アイアスはそんなスルトの方を見ることもせず、引き抜いた『蛍』を構えながら言った。
「アイアス連れてこっから離れろ、こいつ戦意が折れてる」
「……分かった、お前も来い」
「やなこった、俺はこいつとケジメを付けに来たんだ」
「何を馬鹿なことを……」
スルトは言いかけて、アイアスの圧を敏感に感じ取った。あそこまで酷い一撃を負いながら、それでもこの存在感、圧迫するような覇気……どうやら彼女は並大抵の理由でここにいるわけではないようだ。

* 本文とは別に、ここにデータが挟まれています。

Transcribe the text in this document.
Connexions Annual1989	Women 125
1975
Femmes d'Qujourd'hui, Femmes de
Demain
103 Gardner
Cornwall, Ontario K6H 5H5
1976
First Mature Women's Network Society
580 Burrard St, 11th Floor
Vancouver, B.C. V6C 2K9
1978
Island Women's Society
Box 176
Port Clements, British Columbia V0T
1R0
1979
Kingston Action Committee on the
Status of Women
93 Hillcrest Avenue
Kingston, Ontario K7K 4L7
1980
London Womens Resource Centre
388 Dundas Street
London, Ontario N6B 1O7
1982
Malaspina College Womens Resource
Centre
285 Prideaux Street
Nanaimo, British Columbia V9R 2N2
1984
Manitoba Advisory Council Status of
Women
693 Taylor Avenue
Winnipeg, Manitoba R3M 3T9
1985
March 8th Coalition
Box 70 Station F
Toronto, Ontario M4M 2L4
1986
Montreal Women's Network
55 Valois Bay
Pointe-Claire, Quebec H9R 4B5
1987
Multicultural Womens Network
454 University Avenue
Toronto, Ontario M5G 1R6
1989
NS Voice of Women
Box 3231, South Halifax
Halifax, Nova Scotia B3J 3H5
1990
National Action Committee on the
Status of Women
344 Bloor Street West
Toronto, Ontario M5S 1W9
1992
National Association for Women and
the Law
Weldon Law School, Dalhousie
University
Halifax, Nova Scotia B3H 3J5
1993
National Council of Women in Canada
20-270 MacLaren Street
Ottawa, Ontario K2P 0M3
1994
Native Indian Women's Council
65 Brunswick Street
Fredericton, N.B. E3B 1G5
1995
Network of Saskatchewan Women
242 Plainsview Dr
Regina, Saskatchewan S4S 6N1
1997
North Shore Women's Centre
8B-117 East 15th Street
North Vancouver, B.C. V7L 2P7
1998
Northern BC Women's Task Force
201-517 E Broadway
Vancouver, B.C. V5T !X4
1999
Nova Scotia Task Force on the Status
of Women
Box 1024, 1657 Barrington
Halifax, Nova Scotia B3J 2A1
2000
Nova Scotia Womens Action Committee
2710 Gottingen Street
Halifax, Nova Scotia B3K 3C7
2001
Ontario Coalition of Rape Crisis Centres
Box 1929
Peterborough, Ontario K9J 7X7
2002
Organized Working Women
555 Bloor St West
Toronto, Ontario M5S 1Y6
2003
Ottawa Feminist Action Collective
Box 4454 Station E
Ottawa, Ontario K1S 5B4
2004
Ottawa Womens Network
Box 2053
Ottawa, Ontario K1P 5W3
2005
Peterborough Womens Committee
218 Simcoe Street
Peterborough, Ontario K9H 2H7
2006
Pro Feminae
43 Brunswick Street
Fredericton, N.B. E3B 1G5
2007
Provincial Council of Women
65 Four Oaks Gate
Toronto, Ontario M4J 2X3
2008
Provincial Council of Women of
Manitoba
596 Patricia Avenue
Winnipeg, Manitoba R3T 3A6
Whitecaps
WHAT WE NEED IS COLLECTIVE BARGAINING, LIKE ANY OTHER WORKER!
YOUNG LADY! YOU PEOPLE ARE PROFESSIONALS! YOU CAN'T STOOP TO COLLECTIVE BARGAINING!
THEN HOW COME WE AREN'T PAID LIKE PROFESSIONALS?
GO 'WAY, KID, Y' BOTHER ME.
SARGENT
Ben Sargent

無論、それを聞くのは野暮というもの。スルトは歯噛みした。
「……分かった。だが、その代わり俺と約束しろ」
「面倒くせぇな」
「いいから聞け、アイアス。俺はお前に一度負けた、セタンタもお前に負けたと聞く……良いか? 勝ち逃げだけはするな。生きて帰って、また俺と戦え」
「……おう」
薄ら笑いを浮かべたアイアス。スルトは腑抜けてしまったソラを担ぎ上げ、その場から勢いよく離れていく。
「……」
途中、遠ざかっていくソラが、手を降っている。そんな見間違いさえ、今際の死にぞこないである彼女には、腹を括るちょうどいい理由にしかなり得ない。そう、決して鎖にはなり得ない。
「……お互い手負いなんだ、短期決戦と行こうぜ」
「はぁ、はぁ……はぁ!」
ようやく起き上がった蛍は、既に満身創痍。ソラから受けたダメージに斬撃は無いとしても、既に蹴りや打ち合いで蓄積している痛みや疲れは計り知れない。今すぐにでも倒れてしまいそうなほど揺らめいていて、しかし決して侮れないことを……お互いに分かっていた。
追い詰められた獣は、何よりも恐ろしい。
「……待たせたな」
背筋を伸ばし、刀を顔の横に並べるように構える。走り込むように少し傾いた姿勢は、まるで鏡合わせかのように、蛍とアイアスの間で一致していた。
同じ技、同じ練度、同じ場所を目指した極地の剣。
片や道を踏み外した外道、片や二度目の生涯でさえ己の信念を貫こうとする頑固者。
一歩、前へ。
ニ歩、互いの間合いへ。
三歩、覇気がぶつかり合い、そして。